For Oita, Matt Lottich, a three-time champion with the Osaka Evessa, scored 18 points and Kimitake Sato, Damian Johnson and Taj Finger each had 16. Finger also raked in 12 boards, while Lottich had eight assists.
In the third quarter, Tokyo came out shooting effectively from long range, getting good looks and knocking shots down with regularity. The Apache opened the half on an 18-8 spurt punctuated by a jam to give the hosts a 61-52 lead.
Moments later, the Apache pushed the margin to 72-57 on ex-NBA center Swift’s putback of his own miss. The Apache made 11 of 19 field-goal attempts in the third. Tokyo outscored Oita 29-18 in the pivotal period to take control of the game.
The Apache carried the momentum into the fourth quarter and led 72-62 at that point.
The HeatDevils threw the ball away on the first possession of the fourth quarter and failed to stage a comeback down the stretch.
The Apache improved as the game went on, making better decisions with the basketball and imposing their will at times in one-on-one and zone matchups. They committed just three third-quarter turnovers and maintained a strong discipline and attack-the-basket mind-set in the final stanza.
The Apache, who played their first 12 games away from Tokyo this season and have eight home games in Tokyo this month, appeared relaxed and comfortable in the festive atmosphere of its first game at Yoyogi since last spring.
They led by as many as 17 points late in the contest.
The Apache’s evening began with a greeting to fans by team president Chris Hetherington, a former NFL fullback, at center court, followed seconds later by a baseline 3-pointer by All-Star guard Aoki, thanks to a nice long pass from Eaton. Aoki added a steal off an Oita inbounds and layup to make it 5-2.
Tokyo led 9-6 with 5:43 to play, and Eaton, who sustained what appeared to be a shot to the midsection, came off the floor limping.
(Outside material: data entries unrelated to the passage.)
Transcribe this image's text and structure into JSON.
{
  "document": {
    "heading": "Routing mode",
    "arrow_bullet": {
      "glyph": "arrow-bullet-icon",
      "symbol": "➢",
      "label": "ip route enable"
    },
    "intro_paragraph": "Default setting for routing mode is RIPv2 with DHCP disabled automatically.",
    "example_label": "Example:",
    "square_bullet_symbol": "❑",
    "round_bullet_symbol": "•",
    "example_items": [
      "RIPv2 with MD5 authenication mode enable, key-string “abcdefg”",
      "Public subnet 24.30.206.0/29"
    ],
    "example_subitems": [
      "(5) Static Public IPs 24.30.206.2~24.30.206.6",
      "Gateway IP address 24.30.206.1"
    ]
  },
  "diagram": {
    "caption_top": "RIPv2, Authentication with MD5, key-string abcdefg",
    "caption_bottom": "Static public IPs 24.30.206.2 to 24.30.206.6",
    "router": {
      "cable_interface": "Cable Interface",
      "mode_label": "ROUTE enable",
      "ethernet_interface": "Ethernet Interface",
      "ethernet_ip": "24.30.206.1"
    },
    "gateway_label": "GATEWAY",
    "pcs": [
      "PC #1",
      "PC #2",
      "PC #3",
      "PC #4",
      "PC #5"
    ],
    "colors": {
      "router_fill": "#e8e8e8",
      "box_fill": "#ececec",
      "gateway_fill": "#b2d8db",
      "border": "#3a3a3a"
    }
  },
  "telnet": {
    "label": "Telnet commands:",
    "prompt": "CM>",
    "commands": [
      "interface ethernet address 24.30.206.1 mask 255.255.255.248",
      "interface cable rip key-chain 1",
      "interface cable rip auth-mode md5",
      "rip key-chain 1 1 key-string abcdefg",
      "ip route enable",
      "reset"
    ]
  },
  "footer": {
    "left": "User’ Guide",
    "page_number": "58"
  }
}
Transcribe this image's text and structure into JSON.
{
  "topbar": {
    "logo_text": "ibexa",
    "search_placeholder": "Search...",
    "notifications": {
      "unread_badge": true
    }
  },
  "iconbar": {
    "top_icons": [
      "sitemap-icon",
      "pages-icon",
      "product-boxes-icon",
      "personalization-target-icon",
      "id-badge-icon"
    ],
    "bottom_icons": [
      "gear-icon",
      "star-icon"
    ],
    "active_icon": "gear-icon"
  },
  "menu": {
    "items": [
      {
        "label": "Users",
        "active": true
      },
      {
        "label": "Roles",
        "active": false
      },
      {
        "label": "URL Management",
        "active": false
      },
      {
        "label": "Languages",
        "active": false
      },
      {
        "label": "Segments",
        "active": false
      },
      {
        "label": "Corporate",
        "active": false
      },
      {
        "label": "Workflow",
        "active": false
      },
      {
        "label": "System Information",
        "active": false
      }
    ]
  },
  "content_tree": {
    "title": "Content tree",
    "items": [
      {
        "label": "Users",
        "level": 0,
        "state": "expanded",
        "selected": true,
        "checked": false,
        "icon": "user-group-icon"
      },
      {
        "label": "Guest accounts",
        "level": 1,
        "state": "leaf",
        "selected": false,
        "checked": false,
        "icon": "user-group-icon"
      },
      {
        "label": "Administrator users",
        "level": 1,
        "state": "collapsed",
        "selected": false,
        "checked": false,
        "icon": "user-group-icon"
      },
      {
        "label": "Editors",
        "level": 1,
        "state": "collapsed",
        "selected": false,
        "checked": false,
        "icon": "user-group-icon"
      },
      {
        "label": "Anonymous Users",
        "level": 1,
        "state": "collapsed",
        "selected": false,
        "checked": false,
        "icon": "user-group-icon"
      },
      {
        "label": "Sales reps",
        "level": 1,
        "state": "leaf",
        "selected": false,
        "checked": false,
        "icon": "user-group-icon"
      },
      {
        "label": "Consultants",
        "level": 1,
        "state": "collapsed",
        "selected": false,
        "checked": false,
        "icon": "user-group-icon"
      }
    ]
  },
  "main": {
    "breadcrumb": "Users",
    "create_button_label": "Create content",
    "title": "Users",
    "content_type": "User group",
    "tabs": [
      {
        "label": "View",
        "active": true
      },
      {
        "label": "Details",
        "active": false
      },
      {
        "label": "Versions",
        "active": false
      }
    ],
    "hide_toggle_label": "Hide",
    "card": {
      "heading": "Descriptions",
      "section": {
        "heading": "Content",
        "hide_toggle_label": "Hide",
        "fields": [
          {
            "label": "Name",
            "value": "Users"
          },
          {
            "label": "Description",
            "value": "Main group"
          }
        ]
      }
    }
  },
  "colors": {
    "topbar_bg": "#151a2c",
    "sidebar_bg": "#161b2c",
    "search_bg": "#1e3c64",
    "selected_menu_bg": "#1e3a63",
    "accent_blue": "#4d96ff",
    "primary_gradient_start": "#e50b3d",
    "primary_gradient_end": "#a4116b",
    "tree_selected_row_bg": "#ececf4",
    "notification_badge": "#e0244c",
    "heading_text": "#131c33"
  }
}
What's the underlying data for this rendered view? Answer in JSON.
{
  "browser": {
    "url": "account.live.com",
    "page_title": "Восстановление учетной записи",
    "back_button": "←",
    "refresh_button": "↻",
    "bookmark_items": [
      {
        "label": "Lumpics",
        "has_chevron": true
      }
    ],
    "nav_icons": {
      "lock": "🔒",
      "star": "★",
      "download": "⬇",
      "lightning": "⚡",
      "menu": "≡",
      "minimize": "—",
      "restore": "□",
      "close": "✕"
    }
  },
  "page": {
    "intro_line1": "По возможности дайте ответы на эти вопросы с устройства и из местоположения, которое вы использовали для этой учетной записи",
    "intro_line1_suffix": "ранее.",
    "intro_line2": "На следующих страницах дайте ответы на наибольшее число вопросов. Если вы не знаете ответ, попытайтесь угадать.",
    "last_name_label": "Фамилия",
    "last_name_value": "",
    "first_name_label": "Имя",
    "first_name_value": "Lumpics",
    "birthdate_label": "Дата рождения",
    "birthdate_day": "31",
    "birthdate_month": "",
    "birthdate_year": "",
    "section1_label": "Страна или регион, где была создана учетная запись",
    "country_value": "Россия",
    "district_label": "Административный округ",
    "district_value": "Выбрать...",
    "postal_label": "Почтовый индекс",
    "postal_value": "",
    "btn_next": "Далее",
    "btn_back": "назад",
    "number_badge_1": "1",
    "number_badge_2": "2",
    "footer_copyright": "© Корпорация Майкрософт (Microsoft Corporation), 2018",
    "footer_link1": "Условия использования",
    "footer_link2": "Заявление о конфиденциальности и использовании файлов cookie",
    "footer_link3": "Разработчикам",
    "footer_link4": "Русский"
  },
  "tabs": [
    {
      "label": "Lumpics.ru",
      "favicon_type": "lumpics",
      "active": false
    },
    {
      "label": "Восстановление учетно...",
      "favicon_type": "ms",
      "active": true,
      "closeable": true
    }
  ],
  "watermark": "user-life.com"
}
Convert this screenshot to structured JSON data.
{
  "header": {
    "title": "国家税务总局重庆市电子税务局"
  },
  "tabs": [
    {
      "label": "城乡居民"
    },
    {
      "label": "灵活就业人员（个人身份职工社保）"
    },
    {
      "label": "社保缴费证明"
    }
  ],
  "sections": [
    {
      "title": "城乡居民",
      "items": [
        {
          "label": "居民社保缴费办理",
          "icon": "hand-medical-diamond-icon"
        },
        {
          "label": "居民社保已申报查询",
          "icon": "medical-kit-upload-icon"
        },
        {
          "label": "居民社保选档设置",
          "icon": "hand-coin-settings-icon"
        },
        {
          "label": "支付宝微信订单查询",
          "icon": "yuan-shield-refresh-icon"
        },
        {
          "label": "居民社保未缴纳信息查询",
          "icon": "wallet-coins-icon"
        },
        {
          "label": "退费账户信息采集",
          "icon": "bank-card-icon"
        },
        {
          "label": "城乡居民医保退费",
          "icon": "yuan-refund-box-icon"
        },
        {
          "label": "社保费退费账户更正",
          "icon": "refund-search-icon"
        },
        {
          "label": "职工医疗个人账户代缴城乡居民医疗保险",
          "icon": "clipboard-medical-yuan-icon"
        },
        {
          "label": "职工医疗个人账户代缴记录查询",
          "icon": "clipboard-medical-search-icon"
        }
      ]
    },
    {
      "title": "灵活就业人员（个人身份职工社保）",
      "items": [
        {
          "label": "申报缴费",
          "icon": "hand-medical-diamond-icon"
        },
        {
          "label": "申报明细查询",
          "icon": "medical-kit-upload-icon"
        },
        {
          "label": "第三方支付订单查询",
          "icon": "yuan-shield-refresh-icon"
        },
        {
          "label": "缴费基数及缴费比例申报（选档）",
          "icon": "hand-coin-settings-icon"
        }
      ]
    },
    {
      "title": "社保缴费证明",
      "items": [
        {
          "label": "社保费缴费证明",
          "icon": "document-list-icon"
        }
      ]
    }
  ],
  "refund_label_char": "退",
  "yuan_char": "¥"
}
He returned to the court, however, after the timeout to resume his duties as the floor general.
The floor appeared slippery and several plays lost their balance, leading to a number of turnovers and steals at both ends of the floor.
With the HeatDevils playing energized, strong basketball early on, Johnson’s 3-pointer gave Oita a 20-13 advantage.
But the Apache chipped away at the lead, and Takanori Goya buried a jumper in the closing seconds of the first quarter. Tokyo trailed 26-24 entering the second.
Tokyo and Oita traded baskets for much of the fast-paced second quarter, and the Apache pulled to within 42-41 on a Dartez 3-pointer in the final minute before the break. The possession began at the defensive end with a hard-earned rebound by Swift, followed by a patient two-man game with Swift and Aoki in the offensive end, leading to a nice look for Dartez.
The HeatDevils closed out the half with a 44-43 advantage despite being outmuscled on the boards in the first half (32-16 edge for Tokyo). The Apache finished the game with a 60-36 advantage in rebounding.
Tokyo, which went 22-30 last season under Motofumi Aoki, turned the ball over 13 times (Eaton had five) in the opening half, so a one-point deficit was a good position to be in for Hill’s squad.
In the paint: Former Tokyo coach Joe Bryant, who led the club from 2005-09, was sitting courtside. He now serves as bench boss for the JBL’s Rera Kamuy Hokkaido . . . The game marked the debut of Tokyo’s wooden court, which goes against mold of the league’s synthetic court used at other venues . . . The plastic covering in the lanes was torn off at intermission, perhaps a quick remedy for the number of tumbles and near-slips in the opening half.